Tuesday, November 22, 2011

Kimberly Derting's THE PLEDGE

       I picked up Kimberly Derting’s The Pledge because I had fallen in love with her Body Finder series. Derting did not disappoint with her new line-up of characters. The story is told in a multi-narrative structure-most of the story follows the main protagonist Charlie-but the point of view switches to secondary characters in some instances, giving the novel a richly textured plot. 

Derting is brilliant in constructing believable and sympathetic characters-in both this novel and her Body Finder series. Charlie, a teenage girl living in a futuristic dystopian setting, is  compelling even without her supernatural gift of comprehending all forms of languages (something that is forbidden in the class-system setting of The Pledge) She has compassion, strength, and is even daring in a world where the normality is blending in. If for no other reason I fell in love with Charlie because she sneaks a piece of candy to her four-year old sister. In this one elegant paragraph we get to see Charlie has an endearing side that makes us route for her. 

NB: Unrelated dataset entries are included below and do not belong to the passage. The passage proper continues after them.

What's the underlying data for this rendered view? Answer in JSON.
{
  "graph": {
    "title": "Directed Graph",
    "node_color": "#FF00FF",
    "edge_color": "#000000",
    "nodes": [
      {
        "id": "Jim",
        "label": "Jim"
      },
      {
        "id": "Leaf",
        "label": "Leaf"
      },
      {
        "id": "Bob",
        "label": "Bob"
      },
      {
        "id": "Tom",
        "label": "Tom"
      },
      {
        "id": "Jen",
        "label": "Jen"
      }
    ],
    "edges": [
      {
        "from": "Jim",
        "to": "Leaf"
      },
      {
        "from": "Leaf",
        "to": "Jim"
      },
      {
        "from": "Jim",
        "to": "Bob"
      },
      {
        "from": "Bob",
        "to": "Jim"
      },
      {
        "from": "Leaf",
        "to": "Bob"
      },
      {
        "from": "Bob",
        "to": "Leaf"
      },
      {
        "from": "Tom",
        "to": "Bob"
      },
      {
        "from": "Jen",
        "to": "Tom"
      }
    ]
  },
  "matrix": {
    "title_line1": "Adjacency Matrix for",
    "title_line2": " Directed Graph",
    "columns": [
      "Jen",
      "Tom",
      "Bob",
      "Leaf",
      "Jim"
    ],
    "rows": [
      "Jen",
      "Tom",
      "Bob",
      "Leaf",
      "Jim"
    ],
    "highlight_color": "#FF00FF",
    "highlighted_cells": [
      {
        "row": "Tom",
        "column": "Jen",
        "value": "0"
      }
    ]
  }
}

I was thrilled that Derting didn’t make the love interest of Charlie-aka Max-a jerk. So many young adult novels are saturated with male leads being jerks and the female leads continue to fall in love with them. I understand that the trick is to convey the males as unsettled by being forced to feel something for a girl, but come on! Derting didn’t do it in the Body Finder series or this novel and I love her for it. It’s refreshing to see an instant connection between Charlie and Max, even if it is shrouded in mystery. They are obviously from different classes and this presents a forbidden nature to the feelings the characters are having and this in turn makes the reader route for them more. Max is a confident male lead who knows what he wants and goes after it, regardless of laws, social norms, or the class he was born into. And Charlie can’t help but be drawn to his effortless charm, quick-witted remarks, and his genuine interest in her life. 

To avoid major spoilers I’ll conclude by saying Derting has produced a romantic dystopian young adult novel filled with exciting tension, action scenes, and characters you love to be around. The only complaint I have is that there wasn’t near enough kissing scenes between Max and Charlie (of course that is just my opinion lol) 

Thursday, November 17, 2011

"Writing Great Books for Young Adults" By Regina Brooks

I've just completed this instructional book on how to craft the next best-selling Young Adult novel. It was a wonderful read full of valuable information. It sets itself apart from other books on writing because while Brooks explains the basics, she adds in snippets from her experience as a successful agent. Nothing is clearer than hearing the words straight from an agents mouth or reading them from the pages of a book they've penned. These are the people who I'm trying to get into contact with-in attempting to be a YA author-and reading advice, suggestions, and success and fail stories sheds light on the experience. Whether you're about to start a YA novel, have one or even several completed, or are simply entertaining the idea of breaking into this market, I recommend this book. Brooks introduces concepts you might not have considered and they are easily applied to a ready manuscript. It never hurts to apply a fresh polish to it either.

I'm going to try and gear this blog toward reading and writing. I'm an avid reader of the genre I love to write in-Paranormal/Fantasy YA and read as many books as I can get my hands on. I'll post reviews and recommendations soon and I'm open to any you might have as well.